1 second of latitude is about 30 meters so maybe it's a rounding error in your calculation. Can you measure position more accurately? e.g. to 0.1seconds

Good point. @eng76em how many decimal digits are present in the raw lat/lon positions you are using?

IIRC, Haversine uses differences between coordinates.
If you calculate the full latitude and longitude as a floating point number from the GPS sentences, there probably aren't enough digits to accommodate small distances. You can try doing the subtraction before the conversions.

ie you get two longitudes from the GPS in forms like 37 degrees 42.12345 minutes and 37 degrees 42.12000 minutes. Converting to degrees you'd have 37.7020575 and 37.7020000, and the difference is off in digits that the floating point format doesn't preserve. Subtract first to get a difference of 0.00345, and you'd be in safer territory.

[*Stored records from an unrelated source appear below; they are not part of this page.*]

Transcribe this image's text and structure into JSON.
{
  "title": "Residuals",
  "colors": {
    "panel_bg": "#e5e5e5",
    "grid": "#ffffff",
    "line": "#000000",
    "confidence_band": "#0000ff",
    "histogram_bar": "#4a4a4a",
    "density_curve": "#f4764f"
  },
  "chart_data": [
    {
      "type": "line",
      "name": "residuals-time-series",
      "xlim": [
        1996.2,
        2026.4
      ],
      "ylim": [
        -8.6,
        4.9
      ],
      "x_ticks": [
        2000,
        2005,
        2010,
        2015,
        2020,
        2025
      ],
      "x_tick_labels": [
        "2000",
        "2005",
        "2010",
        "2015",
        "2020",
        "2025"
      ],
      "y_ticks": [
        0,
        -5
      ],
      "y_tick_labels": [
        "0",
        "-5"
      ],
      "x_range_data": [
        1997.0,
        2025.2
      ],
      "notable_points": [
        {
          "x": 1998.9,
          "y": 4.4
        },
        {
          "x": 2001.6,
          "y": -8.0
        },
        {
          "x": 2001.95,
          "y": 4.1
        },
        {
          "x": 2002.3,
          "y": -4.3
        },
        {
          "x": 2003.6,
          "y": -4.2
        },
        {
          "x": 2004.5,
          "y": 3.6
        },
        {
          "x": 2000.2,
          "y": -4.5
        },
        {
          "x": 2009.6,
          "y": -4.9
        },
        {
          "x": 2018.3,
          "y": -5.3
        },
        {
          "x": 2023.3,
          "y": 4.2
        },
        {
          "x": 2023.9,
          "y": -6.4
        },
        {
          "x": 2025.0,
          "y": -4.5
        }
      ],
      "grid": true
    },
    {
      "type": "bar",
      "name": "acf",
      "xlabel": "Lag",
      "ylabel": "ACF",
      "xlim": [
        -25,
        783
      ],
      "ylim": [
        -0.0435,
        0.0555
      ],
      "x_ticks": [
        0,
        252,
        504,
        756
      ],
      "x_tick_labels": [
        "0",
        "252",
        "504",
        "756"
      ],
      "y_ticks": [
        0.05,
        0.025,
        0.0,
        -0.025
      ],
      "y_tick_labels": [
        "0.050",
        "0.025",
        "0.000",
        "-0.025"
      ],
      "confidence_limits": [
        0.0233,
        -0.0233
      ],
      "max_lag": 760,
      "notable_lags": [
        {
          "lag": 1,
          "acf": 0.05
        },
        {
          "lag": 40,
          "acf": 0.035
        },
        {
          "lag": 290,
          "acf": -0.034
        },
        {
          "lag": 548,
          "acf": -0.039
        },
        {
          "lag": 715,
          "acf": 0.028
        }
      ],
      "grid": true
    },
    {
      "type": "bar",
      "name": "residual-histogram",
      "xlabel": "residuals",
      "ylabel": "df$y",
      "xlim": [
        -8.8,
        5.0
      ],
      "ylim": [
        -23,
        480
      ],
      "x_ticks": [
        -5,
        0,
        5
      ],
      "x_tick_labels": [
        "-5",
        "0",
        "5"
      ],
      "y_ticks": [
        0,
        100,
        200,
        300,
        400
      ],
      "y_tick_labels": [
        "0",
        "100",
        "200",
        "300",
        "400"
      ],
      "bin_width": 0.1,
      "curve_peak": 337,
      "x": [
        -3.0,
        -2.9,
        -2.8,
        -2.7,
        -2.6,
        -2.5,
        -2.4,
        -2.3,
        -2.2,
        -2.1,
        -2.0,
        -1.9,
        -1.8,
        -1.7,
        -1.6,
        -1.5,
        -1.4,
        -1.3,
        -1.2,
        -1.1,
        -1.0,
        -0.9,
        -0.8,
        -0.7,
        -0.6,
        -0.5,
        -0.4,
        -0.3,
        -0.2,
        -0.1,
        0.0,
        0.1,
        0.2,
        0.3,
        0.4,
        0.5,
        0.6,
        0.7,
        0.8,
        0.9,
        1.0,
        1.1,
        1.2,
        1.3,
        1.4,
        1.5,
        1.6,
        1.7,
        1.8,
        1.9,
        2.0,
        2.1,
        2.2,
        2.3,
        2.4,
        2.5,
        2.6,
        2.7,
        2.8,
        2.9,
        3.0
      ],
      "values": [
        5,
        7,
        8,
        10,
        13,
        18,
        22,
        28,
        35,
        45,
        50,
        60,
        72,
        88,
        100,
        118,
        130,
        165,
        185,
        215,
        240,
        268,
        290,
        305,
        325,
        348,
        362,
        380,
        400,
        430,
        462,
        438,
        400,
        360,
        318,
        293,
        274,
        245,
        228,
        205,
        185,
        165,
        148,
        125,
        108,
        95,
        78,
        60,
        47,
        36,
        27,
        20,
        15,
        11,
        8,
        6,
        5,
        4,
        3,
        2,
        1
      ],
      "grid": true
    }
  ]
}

What are you using to get the latitude and longitude coordinates? What software libraries are you using, and where did you get them from? There might already be a function to calculate distance in one of the libraries you are using.
Please post your code.

Perhaps @eng76em is attempting to calculate a very small angle from its cosine, which of course will lead to trouble, because that cosine will be indistinguishable from 1. For a circle the size of the Earth, an angle corresponding to a distance of 1 km will have a cosine of 0.999999987... which is, at the Arduino's arithmetic level of precision (about 7 decimal digits), indistinguishable from 1.
Perhaps better to use a formula involving sines instead of cosines, in order to avoid such an error. Such a formula can be found here:

When in Post #1, OP said:

I assumed that they were already using the Haversine formula.

Yes, but we don't know whether they were using a numerically stable or numerically unstable way of calculating the haversines.